Der Verwaltungsgerichtshof hat durch den Vorsitzenden Senatspräsident Dr. Kno11 und die Hofräte Dr. Leibrecht , Dr. Schima , Dr. Hoffmann und DDr. Hauer als Richter, im Beisein der Schriftführerin Dr. Korsche, über die Beschwerde des Bundesministers für Land und Forstwirtschaft in Wien gegen den Bescheid der Bezirkshauptmannschaft St. Johann/Pongau vom 20. April 1976, Zl.
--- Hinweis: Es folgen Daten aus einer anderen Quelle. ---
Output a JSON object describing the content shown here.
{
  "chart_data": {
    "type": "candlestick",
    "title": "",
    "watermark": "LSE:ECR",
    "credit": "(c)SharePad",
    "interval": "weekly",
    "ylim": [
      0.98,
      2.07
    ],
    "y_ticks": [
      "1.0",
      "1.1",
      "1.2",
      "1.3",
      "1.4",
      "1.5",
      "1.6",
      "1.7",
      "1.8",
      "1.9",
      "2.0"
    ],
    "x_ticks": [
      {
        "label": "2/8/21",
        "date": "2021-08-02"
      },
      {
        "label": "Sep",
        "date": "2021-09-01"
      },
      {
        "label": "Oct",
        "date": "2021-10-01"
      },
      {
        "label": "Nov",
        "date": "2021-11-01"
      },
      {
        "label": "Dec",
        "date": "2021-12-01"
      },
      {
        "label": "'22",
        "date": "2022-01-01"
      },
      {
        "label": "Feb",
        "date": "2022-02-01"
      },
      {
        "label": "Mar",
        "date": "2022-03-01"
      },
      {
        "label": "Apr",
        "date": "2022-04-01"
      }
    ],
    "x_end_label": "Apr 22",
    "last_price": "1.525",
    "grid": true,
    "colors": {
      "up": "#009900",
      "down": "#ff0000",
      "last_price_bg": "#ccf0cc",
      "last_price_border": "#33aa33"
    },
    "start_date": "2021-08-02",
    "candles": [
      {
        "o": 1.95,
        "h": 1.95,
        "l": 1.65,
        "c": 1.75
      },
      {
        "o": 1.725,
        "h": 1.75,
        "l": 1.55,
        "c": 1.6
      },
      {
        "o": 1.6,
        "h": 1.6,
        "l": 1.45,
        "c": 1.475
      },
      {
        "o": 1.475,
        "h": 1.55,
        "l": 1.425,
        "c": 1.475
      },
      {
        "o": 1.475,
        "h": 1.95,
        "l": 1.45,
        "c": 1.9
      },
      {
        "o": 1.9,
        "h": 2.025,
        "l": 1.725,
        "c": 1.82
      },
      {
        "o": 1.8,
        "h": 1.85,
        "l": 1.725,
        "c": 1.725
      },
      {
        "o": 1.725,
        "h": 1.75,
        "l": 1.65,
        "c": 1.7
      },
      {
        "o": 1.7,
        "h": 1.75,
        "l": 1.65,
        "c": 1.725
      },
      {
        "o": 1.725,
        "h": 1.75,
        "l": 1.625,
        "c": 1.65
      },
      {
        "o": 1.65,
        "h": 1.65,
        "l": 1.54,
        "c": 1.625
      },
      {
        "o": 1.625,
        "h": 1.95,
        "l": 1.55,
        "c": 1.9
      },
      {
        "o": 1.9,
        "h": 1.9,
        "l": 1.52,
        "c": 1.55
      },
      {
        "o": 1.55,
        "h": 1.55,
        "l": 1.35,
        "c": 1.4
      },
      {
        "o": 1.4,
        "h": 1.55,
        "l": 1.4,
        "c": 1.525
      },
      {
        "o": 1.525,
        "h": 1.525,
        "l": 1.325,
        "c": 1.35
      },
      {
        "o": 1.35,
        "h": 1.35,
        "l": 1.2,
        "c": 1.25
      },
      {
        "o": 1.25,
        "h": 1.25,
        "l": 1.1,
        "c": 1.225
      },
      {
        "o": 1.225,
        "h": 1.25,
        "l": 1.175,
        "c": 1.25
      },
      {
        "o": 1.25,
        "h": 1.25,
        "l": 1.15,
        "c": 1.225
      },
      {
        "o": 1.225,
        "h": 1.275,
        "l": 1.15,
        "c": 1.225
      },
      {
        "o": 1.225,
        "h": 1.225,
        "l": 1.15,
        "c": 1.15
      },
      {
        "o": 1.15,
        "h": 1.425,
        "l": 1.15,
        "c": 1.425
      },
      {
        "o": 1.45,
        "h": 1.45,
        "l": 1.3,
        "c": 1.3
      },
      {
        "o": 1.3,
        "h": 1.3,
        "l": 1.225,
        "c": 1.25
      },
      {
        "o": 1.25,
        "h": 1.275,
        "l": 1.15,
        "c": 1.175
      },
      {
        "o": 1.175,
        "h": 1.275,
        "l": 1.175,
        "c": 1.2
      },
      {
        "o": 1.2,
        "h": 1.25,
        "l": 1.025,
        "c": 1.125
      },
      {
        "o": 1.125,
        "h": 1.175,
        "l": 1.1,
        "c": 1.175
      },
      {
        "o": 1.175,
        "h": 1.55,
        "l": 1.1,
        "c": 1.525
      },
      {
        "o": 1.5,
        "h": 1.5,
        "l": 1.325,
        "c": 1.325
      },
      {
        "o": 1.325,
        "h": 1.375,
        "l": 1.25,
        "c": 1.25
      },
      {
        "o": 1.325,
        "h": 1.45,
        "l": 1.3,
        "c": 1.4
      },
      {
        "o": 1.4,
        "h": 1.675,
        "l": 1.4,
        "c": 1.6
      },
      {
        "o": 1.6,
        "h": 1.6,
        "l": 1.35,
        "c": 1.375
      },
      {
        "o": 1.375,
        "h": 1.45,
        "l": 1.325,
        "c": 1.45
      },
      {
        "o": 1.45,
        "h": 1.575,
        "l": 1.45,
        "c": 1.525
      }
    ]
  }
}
VII2468/2IV/76, betreffend die Erteilung einer Rodungsbewilligung (mitbeteiligte Parteien: P und E R in P), zu Recht erkannt:

Spruch

Der angefochtene Bescheid wird wegen Rechtswidrigkeit seines Inhaltes aufgehoben.

Begründung

Mit Eingabe vom 22. März 1976 beantragten P und E R, die mitbeteiligten Parteien des Verfahrens vor dem Verwaltungsgerichtshof, bei der Bezirkshauptmannschaft St. Johann/Pongau die Erteilung der Rodungsbewilligung für eine Teilfläche von zirka 600 m2 aus den Waldparzellen Nr. 296/1 und 296/2 der Katastralgemeinde G. Begründet wurde dieser Antrag damit, dass mit der Errichtung eines Wohnhauses in Kürze begonnen werden soll. Bei der durchgeführten Verhandlung am 13. April 1976 wurde festgestellt, dass das Grundstück 296/2 unbestockte Weide und daher nicht in die Rodungsbewilligung einzubeziehen sei. Die Rodefläche liege im Südteil des Grundstückes 296/1 auf einem mäßig geneigten Südwesthang in Hofnähe des X-Gutes.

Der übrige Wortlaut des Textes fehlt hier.